Washington State Gov. Chris Gregoire signed into law Monday legislation that would enable same-sex couples to marry as advocates prepare for a possible fight over the measure at the ballot.
“I’m proud that our same-sex couples will no longer be treated as separate but equal,” Gregoire said in her remarks. “They will be equal in the great state of Washington.”
Gregoire signed the legislation surrounded by LGBT advocates, including gay State Rep. Jamie Pedersen and gay State Sen. Ed Murray, champions of the legislation who introduced the governor at the ceremony.
After signing the bill, Gregoire exclaimed, “It is signed!”
Prior to the signing, the governor recalled stories by gay Washington residents who benefit after the bill was signed into law, including a letter she received from a 16-year-old girl.
“She had considered suicide,” Gregoire said, “but now with the conversation in the state with this marriage equality, it would make her stronger, it would allow her … to dream of the day that she would not have to get on bended knee and say, ‘Will you civil union me?’ but she will get on her knee and she will say, ‘Will you marry me?'”
Murray said during his remarks, “My friends, welcome to the other side of the rainbow!” Prior to signing the legislation, the audience at the ceremony chanted “Gre-goire! Gre-goire!” Later during the event, they chanted, “Thank-you! Thank-you!”
Gregoire asserted during her remarks that the legislation enables gay couples to obtain marriage licenses while allowing churches and religious organizations to opt out of recognizing these unions. Repeatedly throughout the remarks, Gregoire thanked the legislature for approving and conducting a civil, respectful debate on the issue.
The governor signed the measure after the Democratic-controlled legislature sent it to her desk. The State House approved the legislation last week by a vote of 55-43, while the State Senate approved the bill on Feb. 1 by a vote of 28-21.
Gregoire’s signature makes Washington the seventh state in the country where same-sex marriage is legal. The other states are Massachusetts, Connecticut, Iowa, Vermont, New Hampshire and New York. Same-sex couples are also able to wed in D.C.
Joe Solmonese, president of the Human Rights Campaign, praised Gregoire for signing legislation that “puts Washington on the road to fairness for all families.”
“While those opposed to marriage for gay and lesbian couples will no doubt try to undo this progress, I am confident that equality will prevail in Washington,” Solmonese said.
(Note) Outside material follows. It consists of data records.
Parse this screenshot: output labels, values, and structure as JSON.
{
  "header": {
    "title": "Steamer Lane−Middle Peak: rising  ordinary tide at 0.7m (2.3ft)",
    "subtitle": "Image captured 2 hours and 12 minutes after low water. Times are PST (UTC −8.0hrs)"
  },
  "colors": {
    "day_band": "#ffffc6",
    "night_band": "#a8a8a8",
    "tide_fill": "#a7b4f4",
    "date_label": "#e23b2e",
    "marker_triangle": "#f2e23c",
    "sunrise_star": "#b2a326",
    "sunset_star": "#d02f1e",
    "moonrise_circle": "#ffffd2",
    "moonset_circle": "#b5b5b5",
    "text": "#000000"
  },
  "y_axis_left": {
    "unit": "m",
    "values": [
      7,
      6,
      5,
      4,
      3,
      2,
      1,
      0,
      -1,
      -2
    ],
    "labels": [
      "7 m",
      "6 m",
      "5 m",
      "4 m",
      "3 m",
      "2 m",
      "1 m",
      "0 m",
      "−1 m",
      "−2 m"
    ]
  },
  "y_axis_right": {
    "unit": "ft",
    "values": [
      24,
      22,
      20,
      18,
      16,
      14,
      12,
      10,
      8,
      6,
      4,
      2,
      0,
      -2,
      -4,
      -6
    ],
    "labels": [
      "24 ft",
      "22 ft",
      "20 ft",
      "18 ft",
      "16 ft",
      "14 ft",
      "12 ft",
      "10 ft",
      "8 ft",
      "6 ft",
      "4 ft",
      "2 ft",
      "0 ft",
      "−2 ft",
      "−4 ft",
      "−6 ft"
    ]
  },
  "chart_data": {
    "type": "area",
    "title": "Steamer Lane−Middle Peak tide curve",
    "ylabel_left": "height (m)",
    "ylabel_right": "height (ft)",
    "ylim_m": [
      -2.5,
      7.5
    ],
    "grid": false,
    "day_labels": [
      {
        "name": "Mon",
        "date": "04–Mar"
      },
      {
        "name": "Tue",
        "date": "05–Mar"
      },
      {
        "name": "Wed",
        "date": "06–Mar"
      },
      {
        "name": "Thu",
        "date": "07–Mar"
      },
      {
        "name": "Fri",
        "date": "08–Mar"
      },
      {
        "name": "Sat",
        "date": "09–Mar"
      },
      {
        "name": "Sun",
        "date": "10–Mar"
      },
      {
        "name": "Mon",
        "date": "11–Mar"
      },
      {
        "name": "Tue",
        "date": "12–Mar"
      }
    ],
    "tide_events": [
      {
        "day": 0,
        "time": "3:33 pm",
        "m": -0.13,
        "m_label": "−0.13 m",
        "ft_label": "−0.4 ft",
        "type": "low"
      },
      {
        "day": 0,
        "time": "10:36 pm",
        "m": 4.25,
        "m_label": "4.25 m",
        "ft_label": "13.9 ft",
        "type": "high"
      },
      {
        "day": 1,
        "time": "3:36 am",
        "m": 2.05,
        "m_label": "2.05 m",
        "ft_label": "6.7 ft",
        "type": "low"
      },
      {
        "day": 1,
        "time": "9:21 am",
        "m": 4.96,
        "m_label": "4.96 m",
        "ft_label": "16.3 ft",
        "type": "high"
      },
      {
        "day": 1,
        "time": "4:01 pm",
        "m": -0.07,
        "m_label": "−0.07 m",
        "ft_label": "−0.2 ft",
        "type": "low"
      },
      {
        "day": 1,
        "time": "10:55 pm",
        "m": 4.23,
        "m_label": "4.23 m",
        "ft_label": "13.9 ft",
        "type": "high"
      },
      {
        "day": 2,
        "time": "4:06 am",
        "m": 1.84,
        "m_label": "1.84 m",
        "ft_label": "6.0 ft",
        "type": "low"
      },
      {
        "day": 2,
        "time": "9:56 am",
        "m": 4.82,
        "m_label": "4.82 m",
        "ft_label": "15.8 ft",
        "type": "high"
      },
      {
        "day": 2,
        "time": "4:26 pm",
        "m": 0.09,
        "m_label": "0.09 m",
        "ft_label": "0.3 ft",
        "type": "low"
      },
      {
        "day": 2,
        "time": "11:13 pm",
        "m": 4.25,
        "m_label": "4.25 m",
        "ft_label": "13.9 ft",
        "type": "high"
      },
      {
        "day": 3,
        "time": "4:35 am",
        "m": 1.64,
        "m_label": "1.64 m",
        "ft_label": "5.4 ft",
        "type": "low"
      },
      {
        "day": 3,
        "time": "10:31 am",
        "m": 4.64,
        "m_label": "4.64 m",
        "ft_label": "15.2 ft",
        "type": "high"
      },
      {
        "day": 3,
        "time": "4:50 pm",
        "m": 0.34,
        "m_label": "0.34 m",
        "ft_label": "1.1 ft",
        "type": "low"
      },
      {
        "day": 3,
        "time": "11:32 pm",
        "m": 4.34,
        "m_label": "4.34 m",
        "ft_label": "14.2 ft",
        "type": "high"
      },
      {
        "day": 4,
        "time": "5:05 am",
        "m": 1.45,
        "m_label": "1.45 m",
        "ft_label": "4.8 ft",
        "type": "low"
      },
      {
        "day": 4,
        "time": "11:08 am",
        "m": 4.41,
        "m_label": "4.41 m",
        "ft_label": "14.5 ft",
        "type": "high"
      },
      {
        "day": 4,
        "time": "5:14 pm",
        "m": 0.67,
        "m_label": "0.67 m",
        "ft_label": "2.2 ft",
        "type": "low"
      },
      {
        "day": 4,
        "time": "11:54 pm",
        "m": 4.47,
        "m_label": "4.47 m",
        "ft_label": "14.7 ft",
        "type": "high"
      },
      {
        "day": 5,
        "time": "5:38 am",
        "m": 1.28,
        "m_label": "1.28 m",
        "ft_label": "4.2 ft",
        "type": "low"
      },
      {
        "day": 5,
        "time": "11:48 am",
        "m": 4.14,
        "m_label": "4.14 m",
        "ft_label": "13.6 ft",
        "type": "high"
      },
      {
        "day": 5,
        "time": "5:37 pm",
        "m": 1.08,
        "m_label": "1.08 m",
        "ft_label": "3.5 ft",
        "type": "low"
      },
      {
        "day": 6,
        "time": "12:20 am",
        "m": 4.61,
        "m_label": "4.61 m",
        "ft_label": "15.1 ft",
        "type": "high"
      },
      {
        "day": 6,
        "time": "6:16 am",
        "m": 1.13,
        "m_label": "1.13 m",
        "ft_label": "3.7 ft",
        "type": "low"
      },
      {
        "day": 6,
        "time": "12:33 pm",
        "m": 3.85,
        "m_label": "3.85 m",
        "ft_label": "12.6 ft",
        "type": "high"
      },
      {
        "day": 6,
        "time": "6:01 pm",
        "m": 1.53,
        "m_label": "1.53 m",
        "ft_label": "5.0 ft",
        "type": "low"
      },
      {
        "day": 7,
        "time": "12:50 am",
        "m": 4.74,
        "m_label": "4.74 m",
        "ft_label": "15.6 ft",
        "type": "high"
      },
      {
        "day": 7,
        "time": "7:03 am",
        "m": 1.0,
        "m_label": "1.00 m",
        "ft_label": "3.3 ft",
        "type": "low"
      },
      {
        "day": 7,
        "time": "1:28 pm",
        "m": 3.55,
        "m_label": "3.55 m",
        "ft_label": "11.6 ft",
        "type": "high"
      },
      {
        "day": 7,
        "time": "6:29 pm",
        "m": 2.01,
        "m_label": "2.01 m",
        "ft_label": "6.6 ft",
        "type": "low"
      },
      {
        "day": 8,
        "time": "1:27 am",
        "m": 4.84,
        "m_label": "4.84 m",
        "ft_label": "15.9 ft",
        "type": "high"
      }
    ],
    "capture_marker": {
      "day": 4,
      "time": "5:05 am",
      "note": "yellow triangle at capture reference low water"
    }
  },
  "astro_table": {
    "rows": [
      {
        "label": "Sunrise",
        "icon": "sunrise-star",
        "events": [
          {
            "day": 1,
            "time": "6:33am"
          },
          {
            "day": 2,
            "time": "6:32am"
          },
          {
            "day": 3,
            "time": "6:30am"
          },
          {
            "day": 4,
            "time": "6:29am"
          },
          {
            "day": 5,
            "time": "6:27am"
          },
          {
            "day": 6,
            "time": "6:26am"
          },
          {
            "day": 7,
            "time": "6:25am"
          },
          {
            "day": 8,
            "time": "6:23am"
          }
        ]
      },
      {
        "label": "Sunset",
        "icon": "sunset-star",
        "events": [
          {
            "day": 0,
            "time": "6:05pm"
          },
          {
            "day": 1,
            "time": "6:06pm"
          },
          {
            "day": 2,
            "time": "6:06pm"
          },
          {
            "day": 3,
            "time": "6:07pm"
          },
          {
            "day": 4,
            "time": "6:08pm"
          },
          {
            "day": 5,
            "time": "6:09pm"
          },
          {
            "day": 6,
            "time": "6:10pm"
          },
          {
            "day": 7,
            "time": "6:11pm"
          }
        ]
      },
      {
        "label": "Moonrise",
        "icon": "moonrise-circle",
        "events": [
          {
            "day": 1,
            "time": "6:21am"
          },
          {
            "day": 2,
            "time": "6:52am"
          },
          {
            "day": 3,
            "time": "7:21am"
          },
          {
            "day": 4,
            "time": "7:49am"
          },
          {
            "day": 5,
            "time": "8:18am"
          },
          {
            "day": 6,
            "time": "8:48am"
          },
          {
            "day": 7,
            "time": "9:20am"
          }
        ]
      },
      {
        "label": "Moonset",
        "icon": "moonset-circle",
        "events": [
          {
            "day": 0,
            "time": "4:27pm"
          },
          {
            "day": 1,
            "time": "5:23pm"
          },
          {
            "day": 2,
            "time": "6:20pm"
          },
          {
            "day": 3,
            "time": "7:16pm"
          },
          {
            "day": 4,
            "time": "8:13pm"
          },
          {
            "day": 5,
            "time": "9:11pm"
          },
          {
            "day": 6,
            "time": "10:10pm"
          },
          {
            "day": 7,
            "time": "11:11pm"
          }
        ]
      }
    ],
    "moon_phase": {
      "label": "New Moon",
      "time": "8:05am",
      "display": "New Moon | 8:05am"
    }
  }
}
In a statement, HRC touted its work in the effort to legalize marriage equality in Washington State. Among its contributions are founding the Washington United for Marriage coalition, providing field expertise and recruiting business support.
But LGBT advocates aren’t out of the woods yet. Anti-gay forces have the opportunity to bring the measure to the ballot in November if they submit the necessary number of signatures — 120,577 — to the Washington Secretary of State’s office by June 6.
A referendum on the marriage law would be similar to what happened with the expansion of the state’s domestic partner registry in 2009, which came to the ballot as a measure known as Referendum 71. Voters approved the expansion of the state’s domestic partner registry by a vote of 53 percent.
Gregoire expressed confidence during her remarks that pro-LGBT forces would win in November if marriage should come to the ballot.
“If asked the voters of the state of Washington will say ‘yes’ to marriage equality in the state of Washington,” Gregoire said. “Washingtonians will say ‘yes’ because a family is a family all facing the same challenges. Can we keep a roof over our heads? Can we keep our jobs? Can we provide for children’s health and safety, education and happiness? I believe our Washingtonians will say because it’s time for us to stand up for our sons, our daughters, our brother, our sisters, our moms, our dads, our friends and the couple down the road.”
If same-sex marriage opponents don’t bring the necessary number of signatures to the ballot by the deadline, the law will go into effect June 7. If they bring in enough signatures, but an insufficient number are deemed valid, the law would go into effect after the failure to certify.